Ces crises devraient favoriser une réflexion nouvelle sur la gestion des risques pour la santé humaine, une gestion préventive et collective. Cette réflexion et l’analyse des risques sanitaire va nécessairement s’orienter vers les risques environnementaux afin de prendre la mesure des liens entre santé et environnement. C’est ce que souligne C. London : « Avec le temps et en raison des crises diverses qui secouent la société civile, les liens entre la protection de la santé, la sécurité au travail et l’environnement deviennent de plus en plus étroitement imbriqués. Par ce biais, on revient aux analyses faites à la fin du XIXe siècle lorsque les problèmes de santé publique étaient indissolublement liés à l’hygiène et l’environnement. »[2]
C’est dans ce contexte que, plus d’un siècle après la première, une deuxième grande loi de santé publique a été votée le 9 août 2004[3]. Cette loi inaugure une véritable promotion de la santé publique, définie comme une priorité d’action de l’Etat.

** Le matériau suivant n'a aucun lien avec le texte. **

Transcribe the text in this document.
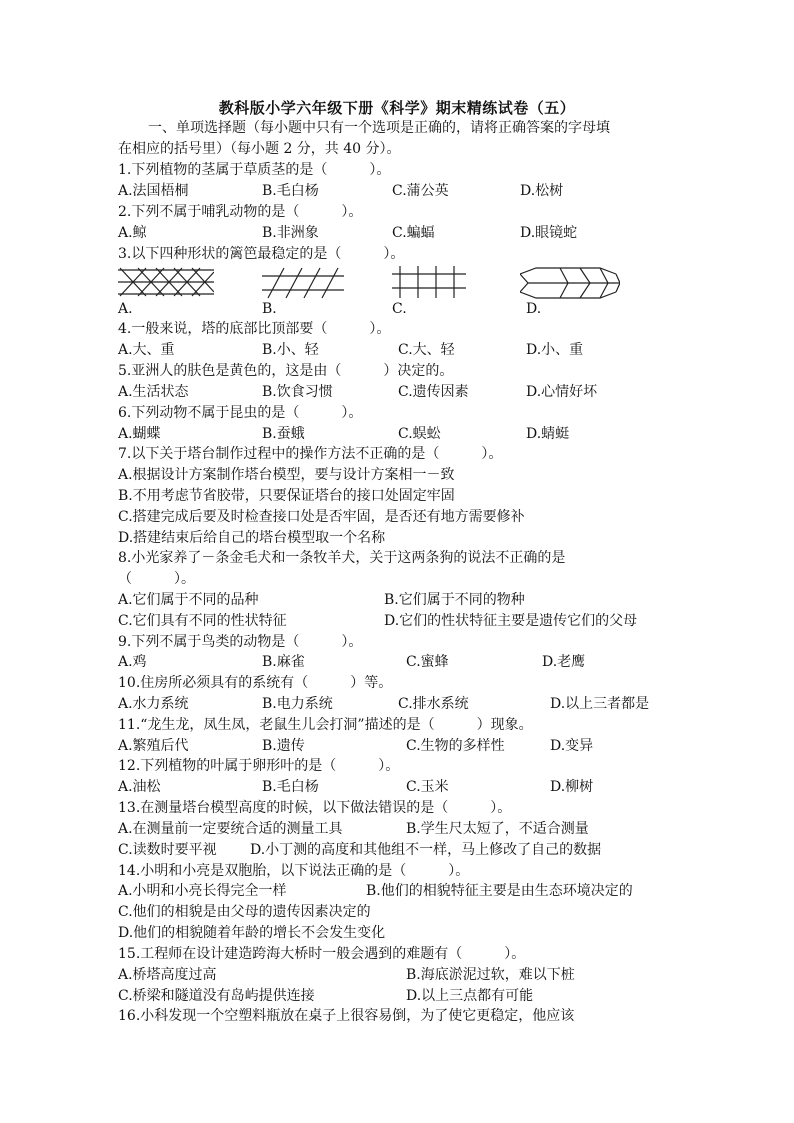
教科版小学六年级下册《科学》期末精练试卷（五）
一、单项选择题（每小题中只有一个选项是正确的，请将正确答案的字母填
在相应的括号里）（每小题 2 分，共 40 分）。
1.下列植物的茎属于草质茎的是（　　　）。
A.法国梧桐	B.毛白杨	C.蒲公英	D.松树
2.下列不属于哺乳动物的是（　　　）。
A.鲸	B.非洲象	C.蝙蝠	D.眼镜蛇
3.以下四种形状的篱笆最稳定的是（　　　）。
A.	B.	C.	D.
4.一般来说，塔的底部比顶部要（　　　）。
A.大、重	B.小、轻	C.大、轻	D.小、重
5.亚洲人的肤色是黄色的，这是由（　　　）决定的。
A.生活状态	B.饮食习惯	C.遗传因素	D.心情好坏
6.下列动物不属于昆虫的是（　　　）。
A.蝴蝶	B.蚕蛾	C.蜈蚣	D.蜻蜓
7.以下关于塔台制作过程中的操作方法不正确的是（　　　）。
A.根据设计方案制作塔台模型，要与设计方案相一－致
B.不用考虑节省胶带，只要保证塔台的接口处固定牢固
C.搭建完成后要及时检查接口处是否牢固，是否还有地方需要修补
D.搭建结束后给自己的塔台模型取一个名称
8.小光家养了－条金毛犬和一条牧羊犬，关于这两条狗的说法不正确的是
（　　　）。
A.它们属于不同的品种	B.它们属于不同的物种
C.它们具有不同的性状特征	D.它们的性状特征主要是遗传它们的父母
9.下列不属于鸟类的动物是（　　　）。
A.鸡	B.麻雀	C.蜜蜂	D.老鹰
10.住房所必须具有的系统有（　　　）等。
A.水力系统	B.电力系统	C.排水系统	D.以上三者都是
11.“龙生龙，凤生凤，老鼠生儿会打洞”描述的是（　　　）现象。
A.繁殖后代	B.遗传	C.生物的多样性	D.变异
12.下列植物的叶属于卵形叶的是（　　　）。
A.油松	B.毛白杨	C.玉米	D.柳树
13.在测量塔台模型高度的时候，以下做法错误的是（　　　）。
A.在测量前一定要统合适的测量工具	B.学生尺太短了，不适合测量
C.读数时要平视 D.小丁测的高度和其他组不一样，马上修改了自己的数据
14.小明和小亮是双胞胎，以下说法正确的是（　　　）。
A.小明和小亮长得完全一样	B.他们的相貌特征主要是由生态环境决定的
C.他们的相貌是由父母的遗传因素决定的
D.他们的相貌随着年龄的增长不会发生变化
15.工程师在设计建造跨海大桥时一般会遇到的难题有（　　　）。
A.桥塔高度过高	B.海底淤泥过软，难以下桩
C.桥梁和隧道没有岛屿提供连接	D.以上三点都有可能
16.小科发现一个空塑料瓶放在桌子上很容易倒，为了使它更稳定，他应该
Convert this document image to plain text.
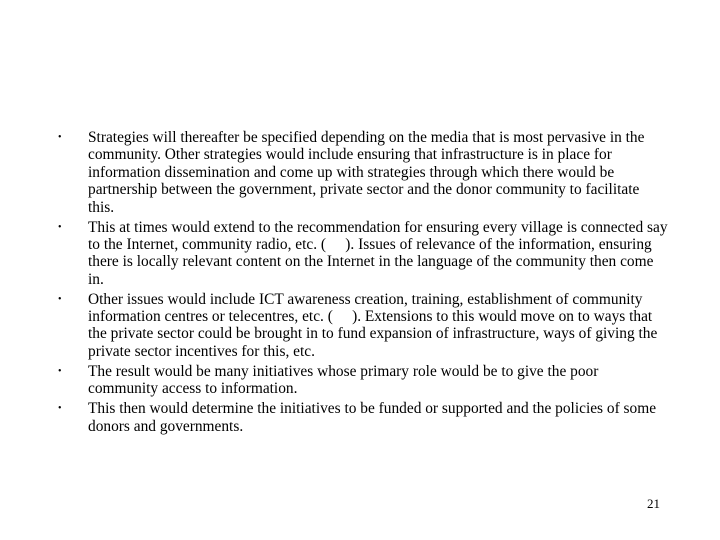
•	Strategies will thereafter be specified depending on the media that is most pervasive in the community. Other strategies would include ensuring that infrastructure is in place for information dissemination and come up with strategies through which there would be partnership between the government, private sector and the donor community to facilitate this.
•	This at times would extend to the recommendation for ensuring every village is connected say to the Internet, community radio, etc. (     ). Issues of relevance of the information, ensuring there is locally relevant content on the Internet in the language of the community then come in.
•	Other issues would include ICT awareness creation, training, establishment of community information centres or telecentres, etc. (     ). Extensions to this would move on to ways that the private sector could be brought in to fund expansion of infrastructure, ways of giving the private sector incentives for this, etc.
•	The result would be many initiatives whose primary role would be to give the poor community access to information.
•	This then would determine the initiatives to be funded or supported and the policies of some donors and governments.
21
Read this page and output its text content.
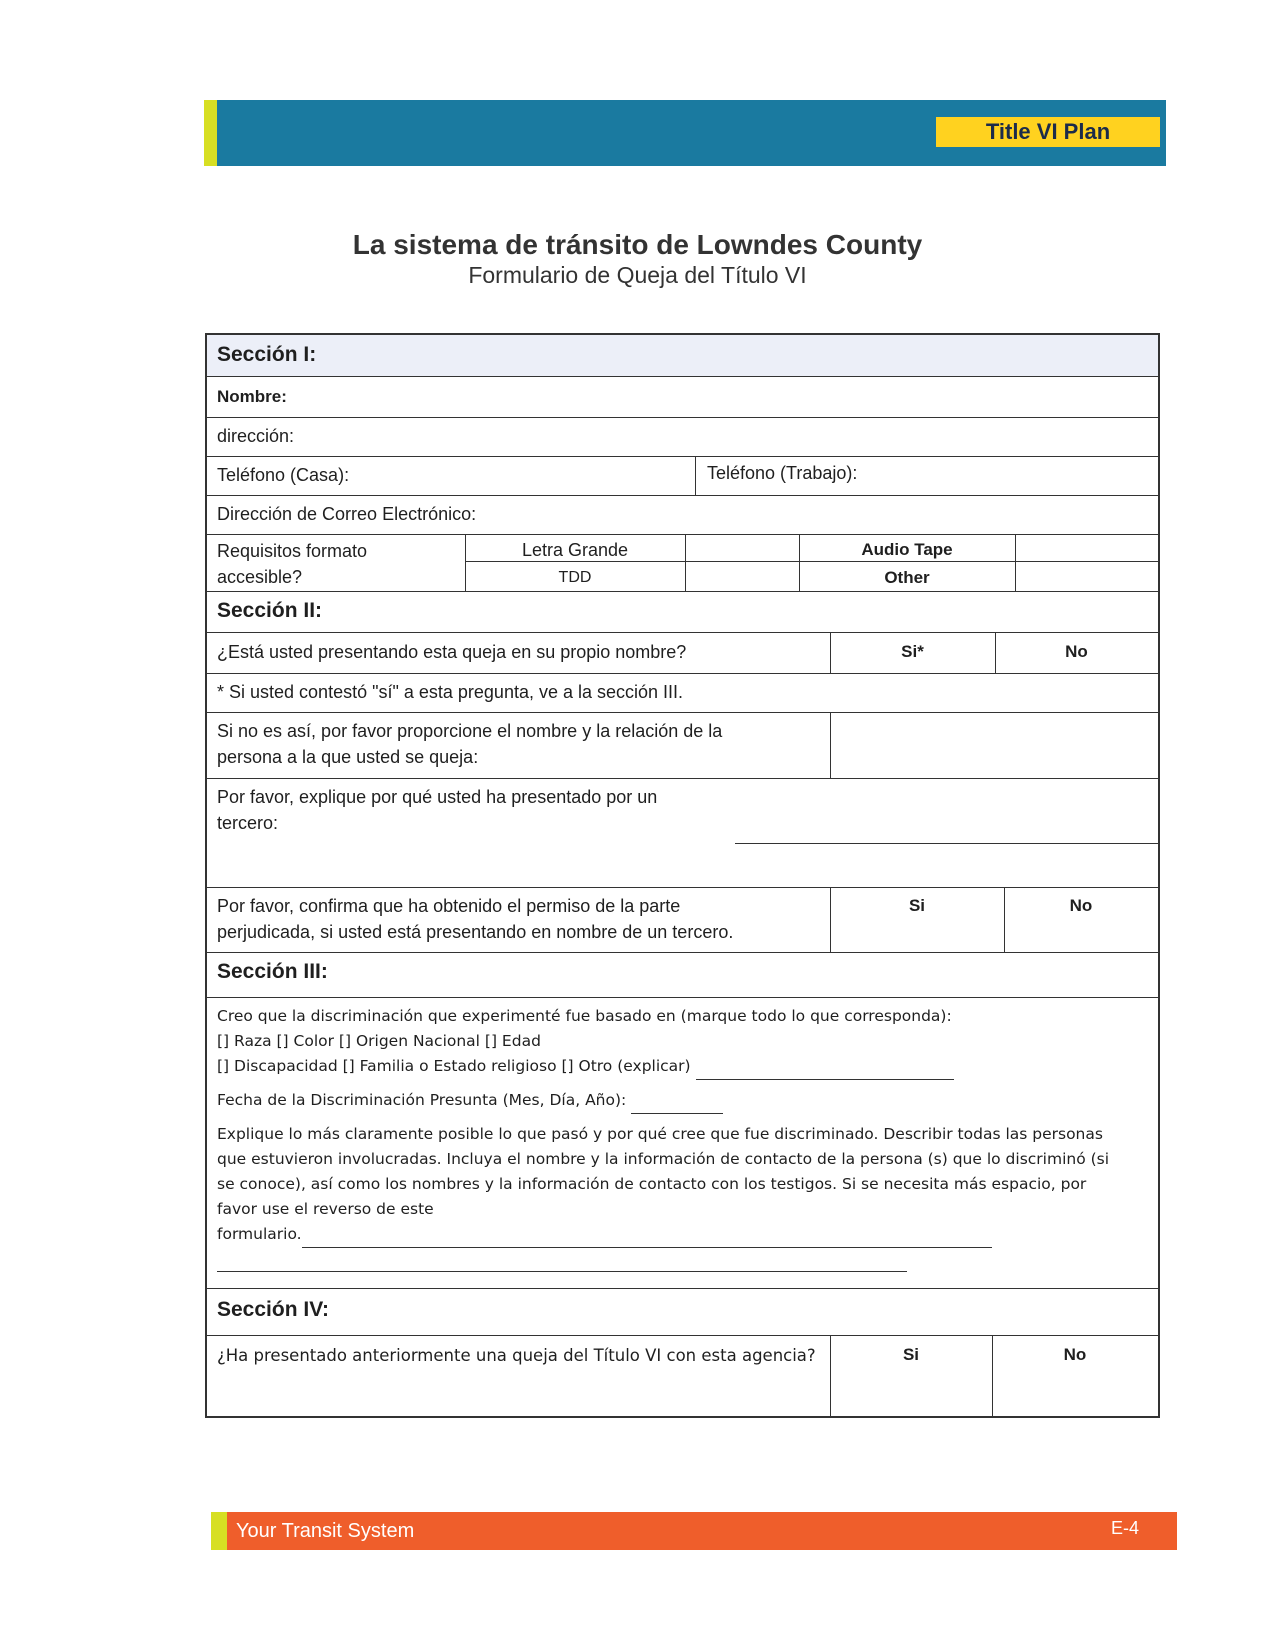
Title VI Plan
La sistema de tránsito de Lowndes County
Formulario de Queja del Título VI
Sección I:
Nombre:
dirección:
Teléfono (Casa):	Teléfono (Trabajo):
Dirección de Correo Electrónico:
Requisitos formato
accesible?
Letra Grande	Audio Tape
TDD	Other
Sección II:
¿Está usted presentando esta queja en su propio nombre?	Si*	No
* Si usted contestó "sí" a esta pregunta, ve a la sección III.
Si no es así, por favor proporcione el nombre y la relación de la
persona a la que usted se queja:
Por favor, explique por qué usted ha presentado por un
tercero:
Por favor, confirma que ha obtenido el permiso de la parte
perjudicada, si usted está presentando en nombre de un tercero.
Si	No
Sección III:
Creo que la discriminación que experimenté fue basado en (marque todo lo que corresponda):
[] Raza [] Color [] Origen Nacional [] Edad
[] Discapacidad [] Familia o Estado religioso [] Otro (explicar)
Fecha de la Discriminación Presunta (Mes, Día, Año):
Explique lo más claramente posible lo que pasó y por qué cree que fue discriminado. Describir todas las personas
que estuvieron involucradas. Incluya el nombre y la información de contacto de la persona (s) que lo discriminó (si
se conoce), así como los nombres y la información de contacto con los testigos. Si se necesita más espacio, por
favor use el reverso de este
formulario.
Sección IV:
¿Ha presentado anteriormente una queja del Título VI con esta agencia?	Si	No
Your Transit System	E-4
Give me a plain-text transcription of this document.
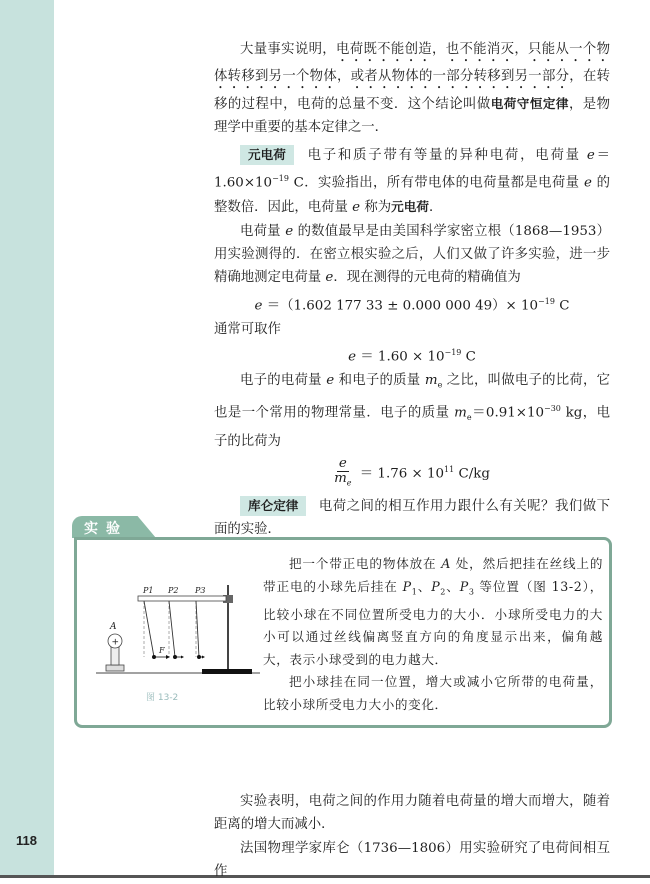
118

大量事实说明，电荷既不能创造，也不能消灭，只能从一个物体转移到另一个物体，或者从物体的一部分转移到另一部分，在转移的过程中，电荷的总量不变．这个结论叫做电荷守恒定律，是物理学中重要的基本定律之一．

元电荷 电子和质子带有等量的异种电荷，电荷量 $e=1.60\times 10^{-19}$ C．实验指出，所有带电体的电荷量都是电荷量 e 的整数倍．因此，电荷量 e 称为元电荷．

电荷量 e 的数值最早是由美国科学家密立根（1868—1953）用实验测得的．在密立根实验之后，人们又做了许多实验，进一步精确地测定电荷量 e．现在测得的元电荷的精确值为

e ＝（1.602 177 33 ± 0.000 000 $49)\times 10^{-19}$ C

通常可取作

$e = 1.60 \times 10^{-19}$ C

电子的电荷量 e 和电子的质量 $m_e$ 之比，叫做电子的比荷，它也是一个常用的物理常量．电子的质量 $m_e=0.91\times 10^{-30}$ kg，电子的比荷为

$\frac{e}{m_e} = 1.76 \times 10^{11}$ C/kg

库仑定律 电荷之间的相互作用力跟什么有关呢？我们做下面的实验．

实验
+
A
P1 P2 P3
F
图 13-2

把一个带正电的物体放在 A 处，然后把挂在丝线上的带正电的小球先后挂在 $P_1$、$P_2$、$P_3$ 等位置（图 13-2），比较小球在不同位置所受电力的大小．小球所受电力的大小可以通过丝线偏离竖直方向的角度显示出来，偏角越大，表示小球受到的电力越大．

把小球挂在同一位置，增大或减小它所带的电荷量，比较小球所受电力大小的变化．

实验表明，电荷之间的作用力随着电荷量的增大而增大，随着距离的增大而减小．

法国物理学家库仑（1736—1806）用实验研究了电荷间相互作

Ainsi les effets des facteurs environnementaux en tant que déterminants de la santé ne peuvent plus être ignorés et doivent être pris en compte pour améliorer l’état de santé des populations. La renaissance de la santé publique passe par son retour aux préoccupations environnementales en tant que facteurs de santé pouvant, et devant, être améliorés. Les craintes et les attentes sociales sont fortes. La recherche tend à identifier l’impact de ces facteurs dans certaines maladies ou dans leur aggravation. De plus des études économiques commencent à établir le coût financier de ces maladies environnementales, de sorte que les politiques de maîtrise des dépenses publiques vont également dans le sens d’une amélioration de la prévention et donc d’une politique environnementale de réduction des risques pour la santé.
[1] Depuis plus de vingt ans aujourd’hui, la toute-puissante science médicale n’a en effet pas réussi à endiguer ce fléau. L’arrogance des médecins s’est heurtée à leur impuissance et à leur manque de connaissance et de compréhension face à un corps de malades bien constitué, très éduqué et donc particulièrement bien informé. Et cette crise de la science médicale trouve écho dans la crise de confiance dont pâtit aujourd’hui la recherche scientifique et l’expertise qui ne parviennent pas à apporter des réponses suffisamment rapides et précises aux nouveaux enjeux et aux nouvelles interrogations telles la téléphonie mobile et plus généralement les questions de santé environnementale. Une étude de l’INPES confirme que les Français n’ont plus confiance dans l’expertise scientifique qui s’est fourvoyée dans des connivences avec le pouvoir. (« Les Français et les risques environnementaux : perceptions, attitudes et sentiment d’information, Baromètre santé environnement, 2007)
[2] (C.) LONDON, Santé et environnement : des approches complémentaires ?, LPA, 8 mars 2001, n° 48.
[3] Loi n° 2004-806 du 9 août 2004 relative à la santé publique.